The first inkling I ever had that exercise could be fun was thanks to a game called Dance Dance Revolution. I could play that thing for hours at a time, until my muscles were just burning and screaming out for mercy, and I’d still be ready to keep going because it was fun. Working up a sweat and dancing until I thought my heart was going to explode was fun. Fitness was fun? It was fun!

I really believe that the first step you have to take is getting rid of that mental bullshit about exercise being punishment. Exercise shouldn’t be a thing you inflict upon yourself because you’re overweight or lack definition in your muscles or want to fit back into your old jeans. It needs to be a thing you do for yourself. It needs to be joyful and something that makes you feel alive.

And it can be anything that is joyful and makes you feel alive. I run and do kung fu. But I’m not the archetypal fat nerd. That’s a thing that doesn’t exist. My experience is not going to hold true for everyone, and I don’t expect you to like the same things that I like because I’m not a jerk.

So what to do? Do you like taking walks? Dancing? Water polo? Weightlifting? Do some exploring and see what you enjoy. Figuring that out is the first step, and we can always talk about that more later. The point is: whatever gets your heart going and helps you work up a sweat is a-okay as long as you like it, and anyone that tells you otherwise can go hang.

There aren’t many of these – I think that a lot about fitness is individual. But this, I’ll lay out there as a universal fat nerd truth: You need to have fun.

Because if you’re not having fun, why the hell are you doing it?
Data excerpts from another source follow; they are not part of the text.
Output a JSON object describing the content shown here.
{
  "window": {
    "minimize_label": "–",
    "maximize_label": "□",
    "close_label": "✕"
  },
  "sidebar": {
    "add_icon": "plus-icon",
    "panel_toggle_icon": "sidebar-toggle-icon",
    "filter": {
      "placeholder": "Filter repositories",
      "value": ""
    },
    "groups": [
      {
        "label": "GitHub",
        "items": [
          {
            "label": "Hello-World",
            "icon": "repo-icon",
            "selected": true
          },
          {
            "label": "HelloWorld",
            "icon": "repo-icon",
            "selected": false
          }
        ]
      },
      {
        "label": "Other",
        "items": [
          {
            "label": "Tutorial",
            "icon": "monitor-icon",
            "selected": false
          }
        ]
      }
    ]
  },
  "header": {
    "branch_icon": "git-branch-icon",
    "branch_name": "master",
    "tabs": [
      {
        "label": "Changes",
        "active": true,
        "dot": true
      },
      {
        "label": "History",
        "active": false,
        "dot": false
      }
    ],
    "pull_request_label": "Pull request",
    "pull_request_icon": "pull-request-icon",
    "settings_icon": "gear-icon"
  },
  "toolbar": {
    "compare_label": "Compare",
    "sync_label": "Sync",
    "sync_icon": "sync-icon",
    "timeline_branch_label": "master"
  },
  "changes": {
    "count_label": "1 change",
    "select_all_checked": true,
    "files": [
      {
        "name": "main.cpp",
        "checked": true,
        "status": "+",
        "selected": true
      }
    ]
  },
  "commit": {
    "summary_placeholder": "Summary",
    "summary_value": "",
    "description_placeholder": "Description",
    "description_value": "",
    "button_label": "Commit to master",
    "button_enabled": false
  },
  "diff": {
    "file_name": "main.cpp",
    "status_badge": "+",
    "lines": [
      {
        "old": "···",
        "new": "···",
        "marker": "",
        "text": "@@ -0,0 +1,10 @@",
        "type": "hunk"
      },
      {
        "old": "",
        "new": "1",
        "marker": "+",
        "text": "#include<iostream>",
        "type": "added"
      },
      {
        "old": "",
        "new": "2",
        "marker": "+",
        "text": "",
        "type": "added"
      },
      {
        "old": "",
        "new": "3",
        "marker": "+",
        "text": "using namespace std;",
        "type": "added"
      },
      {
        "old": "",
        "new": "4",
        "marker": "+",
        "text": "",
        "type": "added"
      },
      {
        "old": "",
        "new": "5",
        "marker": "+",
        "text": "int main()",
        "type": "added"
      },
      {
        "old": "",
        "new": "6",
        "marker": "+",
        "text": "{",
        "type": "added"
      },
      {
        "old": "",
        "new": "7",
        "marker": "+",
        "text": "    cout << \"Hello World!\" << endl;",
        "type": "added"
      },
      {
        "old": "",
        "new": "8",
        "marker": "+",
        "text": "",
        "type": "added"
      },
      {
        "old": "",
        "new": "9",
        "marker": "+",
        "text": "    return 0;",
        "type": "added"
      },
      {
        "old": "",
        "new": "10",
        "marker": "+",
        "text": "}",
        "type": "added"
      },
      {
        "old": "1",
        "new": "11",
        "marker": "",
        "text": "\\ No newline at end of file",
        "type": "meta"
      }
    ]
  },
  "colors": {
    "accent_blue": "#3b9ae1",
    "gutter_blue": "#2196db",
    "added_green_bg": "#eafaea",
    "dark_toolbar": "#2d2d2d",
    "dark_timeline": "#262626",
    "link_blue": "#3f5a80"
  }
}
Hi, I’m Rachael. I’m a fat nerd. I also run 3-4 miles a day and have done kung fu for eight years. I’m not writing this because I want to be some kind of fitness guru. Hell no, that would be ridiculous. I’m writing this because I’ve got a lot of friends that struggle with the [metaphorical] Fitness Demon and I’m hoping my experience might make things a little easier for them. I’m also writing this because it’s a lot of stuff I wish someone had told me, back when I was making attempt after unsuccessful attempt to get into this exercise thing. If it helps you out, great.